The Oakland-based health giant announced a series of actions on Friday, including $60 million in joint investments and $40 million in grant funding to support businesses owned by Black and other underrepresented individuals. The effort is part of a wider, organization-wide push to address inequity and racism.
Kaiser will work with three organizations to support businesses “to help close the racial wealth gap through access to capital and capacity-building resources,” the company stated.In all, Kaiser said it expects to provide support to more than 2,000 businesses across the country.
The $60 million investment partnership, launched together with national community development organization Local Initiatives Support Corporation (LISC), is designed to strengthen businesses amid Covid-19 by providing business loans between $100,000 and $4 million.
Kaiser is also designating $15 million in grants to increase access to formal training, business networks and recovery and growth capital to help businesses led by Black and other underrepresented groups overcome economic disadvantages. For this effort, Kaiser is partnering with Pacific Community Ventures and the Initiative for a Competitive Inner City (ICIC) — two organizations that work with small business owners.
“All across the country, we can see that health and wealth are inextricably linked. Creating pathways for people to get back to work in quality jobs, and for small businesses to get on solid ground and grow, is so important for the well-being of the nation at large,” said Maurice A. Jones, LISC president and CEO.

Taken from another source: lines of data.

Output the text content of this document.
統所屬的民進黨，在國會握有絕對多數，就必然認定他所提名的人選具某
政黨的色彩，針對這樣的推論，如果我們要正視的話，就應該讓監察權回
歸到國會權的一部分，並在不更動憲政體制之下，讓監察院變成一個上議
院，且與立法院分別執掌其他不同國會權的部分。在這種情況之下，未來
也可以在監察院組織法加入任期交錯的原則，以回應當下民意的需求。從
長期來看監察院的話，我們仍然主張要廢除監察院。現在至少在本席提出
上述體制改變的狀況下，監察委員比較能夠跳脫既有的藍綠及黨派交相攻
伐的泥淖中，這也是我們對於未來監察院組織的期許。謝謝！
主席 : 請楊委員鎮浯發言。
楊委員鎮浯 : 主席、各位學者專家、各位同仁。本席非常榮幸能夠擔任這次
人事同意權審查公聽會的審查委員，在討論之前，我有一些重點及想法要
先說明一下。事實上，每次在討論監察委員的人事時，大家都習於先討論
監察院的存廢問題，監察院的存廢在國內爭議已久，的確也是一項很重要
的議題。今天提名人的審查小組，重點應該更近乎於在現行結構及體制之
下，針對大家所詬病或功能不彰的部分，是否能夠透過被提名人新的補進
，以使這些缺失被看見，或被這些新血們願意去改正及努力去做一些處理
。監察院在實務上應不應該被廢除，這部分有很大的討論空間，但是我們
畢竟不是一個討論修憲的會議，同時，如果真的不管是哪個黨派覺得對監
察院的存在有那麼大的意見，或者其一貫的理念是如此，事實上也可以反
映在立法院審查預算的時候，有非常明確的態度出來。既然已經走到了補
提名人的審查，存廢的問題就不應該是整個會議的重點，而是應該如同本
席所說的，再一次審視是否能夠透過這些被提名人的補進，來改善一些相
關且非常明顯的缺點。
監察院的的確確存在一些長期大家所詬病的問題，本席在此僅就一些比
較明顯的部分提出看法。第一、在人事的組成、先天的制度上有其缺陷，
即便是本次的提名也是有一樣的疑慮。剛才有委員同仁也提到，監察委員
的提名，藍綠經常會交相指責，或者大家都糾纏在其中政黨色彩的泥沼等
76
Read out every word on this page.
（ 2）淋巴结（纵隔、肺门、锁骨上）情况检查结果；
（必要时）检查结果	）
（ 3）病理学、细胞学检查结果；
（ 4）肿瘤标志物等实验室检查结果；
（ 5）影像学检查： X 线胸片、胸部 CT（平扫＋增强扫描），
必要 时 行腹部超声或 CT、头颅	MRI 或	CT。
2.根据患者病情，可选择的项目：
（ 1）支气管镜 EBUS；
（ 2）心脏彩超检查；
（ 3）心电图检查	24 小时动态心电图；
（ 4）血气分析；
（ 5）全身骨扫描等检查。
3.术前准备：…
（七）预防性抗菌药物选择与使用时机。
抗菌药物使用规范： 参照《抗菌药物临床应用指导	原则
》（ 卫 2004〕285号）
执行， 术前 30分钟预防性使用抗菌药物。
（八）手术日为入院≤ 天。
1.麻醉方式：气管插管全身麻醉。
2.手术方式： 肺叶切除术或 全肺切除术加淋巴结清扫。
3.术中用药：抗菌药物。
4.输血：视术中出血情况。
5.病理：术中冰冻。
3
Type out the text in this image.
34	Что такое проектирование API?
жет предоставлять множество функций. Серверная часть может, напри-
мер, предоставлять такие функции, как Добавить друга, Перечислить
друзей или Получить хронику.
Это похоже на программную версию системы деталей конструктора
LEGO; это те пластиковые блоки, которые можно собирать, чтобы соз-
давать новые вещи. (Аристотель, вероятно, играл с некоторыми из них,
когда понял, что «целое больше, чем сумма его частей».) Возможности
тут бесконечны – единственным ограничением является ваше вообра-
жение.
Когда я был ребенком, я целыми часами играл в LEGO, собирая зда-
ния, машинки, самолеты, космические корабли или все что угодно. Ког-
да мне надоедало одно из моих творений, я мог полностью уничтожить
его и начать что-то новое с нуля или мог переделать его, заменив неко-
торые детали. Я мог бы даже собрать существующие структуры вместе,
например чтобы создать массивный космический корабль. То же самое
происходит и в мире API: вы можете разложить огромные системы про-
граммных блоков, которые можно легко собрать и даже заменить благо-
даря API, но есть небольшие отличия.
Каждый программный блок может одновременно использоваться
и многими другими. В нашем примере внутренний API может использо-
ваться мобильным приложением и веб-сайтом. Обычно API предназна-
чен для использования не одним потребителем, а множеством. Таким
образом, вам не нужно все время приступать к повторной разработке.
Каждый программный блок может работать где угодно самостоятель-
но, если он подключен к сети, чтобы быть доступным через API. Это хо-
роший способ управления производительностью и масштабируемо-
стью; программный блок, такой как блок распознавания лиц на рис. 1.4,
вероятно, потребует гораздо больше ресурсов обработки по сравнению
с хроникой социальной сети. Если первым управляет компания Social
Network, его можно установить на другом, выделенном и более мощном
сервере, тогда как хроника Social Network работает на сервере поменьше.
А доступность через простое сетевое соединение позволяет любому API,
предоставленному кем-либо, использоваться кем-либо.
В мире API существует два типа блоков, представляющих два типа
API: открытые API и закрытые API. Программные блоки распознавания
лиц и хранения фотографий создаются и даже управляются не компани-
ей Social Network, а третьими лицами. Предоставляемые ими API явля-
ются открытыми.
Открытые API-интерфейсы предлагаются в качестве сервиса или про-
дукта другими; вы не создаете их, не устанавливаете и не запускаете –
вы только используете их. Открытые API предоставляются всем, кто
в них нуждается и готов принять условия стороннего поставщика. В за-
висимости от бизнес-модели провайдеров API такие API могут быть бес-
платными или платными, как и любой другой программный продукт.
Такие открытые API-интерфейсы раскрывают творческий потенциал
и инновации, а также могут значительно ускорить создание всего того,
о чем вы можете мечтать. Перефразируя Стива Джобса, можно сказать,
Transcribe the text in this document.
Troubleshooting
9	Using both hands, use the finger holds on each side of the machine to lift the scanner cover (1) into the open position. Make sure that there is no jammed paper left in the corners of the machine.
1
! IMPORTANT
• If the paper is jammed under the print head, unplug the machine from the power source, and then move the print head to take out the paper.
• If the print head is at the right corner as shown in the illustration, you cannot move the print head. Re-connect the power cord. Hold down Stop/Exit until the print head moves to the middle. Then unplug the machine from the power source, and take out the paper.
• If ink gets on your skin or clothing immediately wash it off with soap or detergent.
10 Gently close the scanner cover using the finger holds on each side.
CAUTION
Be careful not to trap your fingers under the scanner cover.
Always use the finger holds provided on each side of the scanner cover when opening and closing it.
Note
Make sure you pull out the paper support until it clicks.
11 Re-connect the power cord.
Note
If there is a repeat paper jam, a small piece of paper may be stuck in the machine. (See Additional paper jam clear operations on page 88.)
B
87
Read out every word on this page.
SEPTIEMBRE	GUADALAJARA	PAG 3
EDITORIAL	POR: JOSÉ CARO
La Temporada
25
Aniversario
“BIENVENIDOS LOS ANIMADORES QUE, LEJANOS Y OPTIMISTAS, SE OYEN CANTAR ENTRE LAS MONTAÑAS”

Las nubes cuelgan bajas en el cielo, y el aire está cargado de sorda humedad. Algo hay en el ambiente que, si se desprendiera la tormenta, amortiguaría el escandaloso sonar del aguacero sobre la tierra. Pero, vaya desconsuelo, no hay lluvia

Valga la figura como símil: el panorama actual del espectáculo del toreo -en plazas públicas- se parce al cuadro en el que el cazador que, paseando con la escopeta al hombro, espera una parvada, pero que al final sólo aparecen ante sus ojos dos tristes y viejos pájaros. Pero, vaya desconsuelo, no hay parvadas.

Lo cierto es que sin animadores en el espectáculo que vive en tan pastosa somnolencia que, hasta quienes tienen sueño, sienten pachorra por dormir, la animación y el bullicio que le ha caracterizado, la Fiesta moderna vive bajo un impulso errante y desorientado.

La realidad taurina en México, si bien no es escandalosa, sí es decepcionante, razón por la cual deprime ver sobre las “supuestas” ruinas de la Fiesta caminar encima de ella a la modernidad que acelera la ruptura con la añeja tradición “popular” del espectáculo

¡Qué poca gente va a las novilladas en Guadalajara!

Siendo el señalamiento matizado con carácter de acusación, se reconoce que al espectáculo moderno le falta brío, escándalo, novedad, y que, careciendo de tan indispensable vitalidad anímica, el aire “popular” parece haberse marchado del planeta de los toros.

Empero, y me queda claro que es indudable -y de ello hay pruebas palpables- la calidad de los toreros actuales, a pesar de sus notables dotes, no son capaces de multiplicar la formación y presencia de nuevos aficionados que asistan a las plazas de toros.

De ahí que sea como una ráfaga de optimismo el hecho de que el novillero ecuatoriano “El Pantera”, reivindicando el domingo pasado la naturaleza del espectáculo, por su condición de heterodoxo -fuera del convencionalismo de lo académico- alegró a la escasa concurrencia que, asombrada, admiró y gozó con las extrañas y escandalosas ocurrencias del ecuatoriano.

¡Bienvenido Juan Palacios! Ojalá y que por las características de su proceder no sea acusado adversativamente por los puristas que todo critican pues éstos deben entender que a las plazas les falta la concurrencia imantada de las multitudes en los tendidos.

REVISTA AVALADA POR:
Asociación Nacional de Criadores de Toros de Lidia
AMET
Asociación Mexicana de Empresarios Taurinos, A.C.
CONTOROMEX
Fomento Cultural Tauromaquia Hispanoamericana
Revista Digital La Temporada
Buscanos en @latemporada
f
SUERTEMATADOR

Kaiser was one of the first health care organizations to recognize the link between trauma and health through a study it conducted along with the U.S. Centers for Disease Control and Prevention on adverse childhood events, or ACEs. Studies have indicated that those with four or more ACEs are 12 times more likely to attempt suicide and those with six or more ACEs have a 20-year shorter life expectancy. Research has also shown that Black people experience 11% more ACEs than white people at all income levels.
Along these lines, Kaiser is designating an additional $25 million in grants to build upon its work to address ACEs and trauma. In the coming weeks, Kaiser said it will solicit proposals from community-based organizations, particularly those that are led or governed by Black people or other people of color, that are focused on promoting healing from chronic stress, trauma and grief spurred by systemic racism and social injustice.
“The tragic murder of George Floyd and so many others has reverberated around the world, pushing us to demand overdue change to a status quo that keeps communities of color in the margins and holds us all back as a society,” said Greg A. Adams, Kaiser chairman and CEO, in a statement. “As a country, this is a moment to define who we are and what we stand for. We must take strong action to stop the physical, psychological, economic and social impacts of inequity and systemic racism so that we can create healthier communities where everybody, regardless of their skin color, can feel safe and thrive.”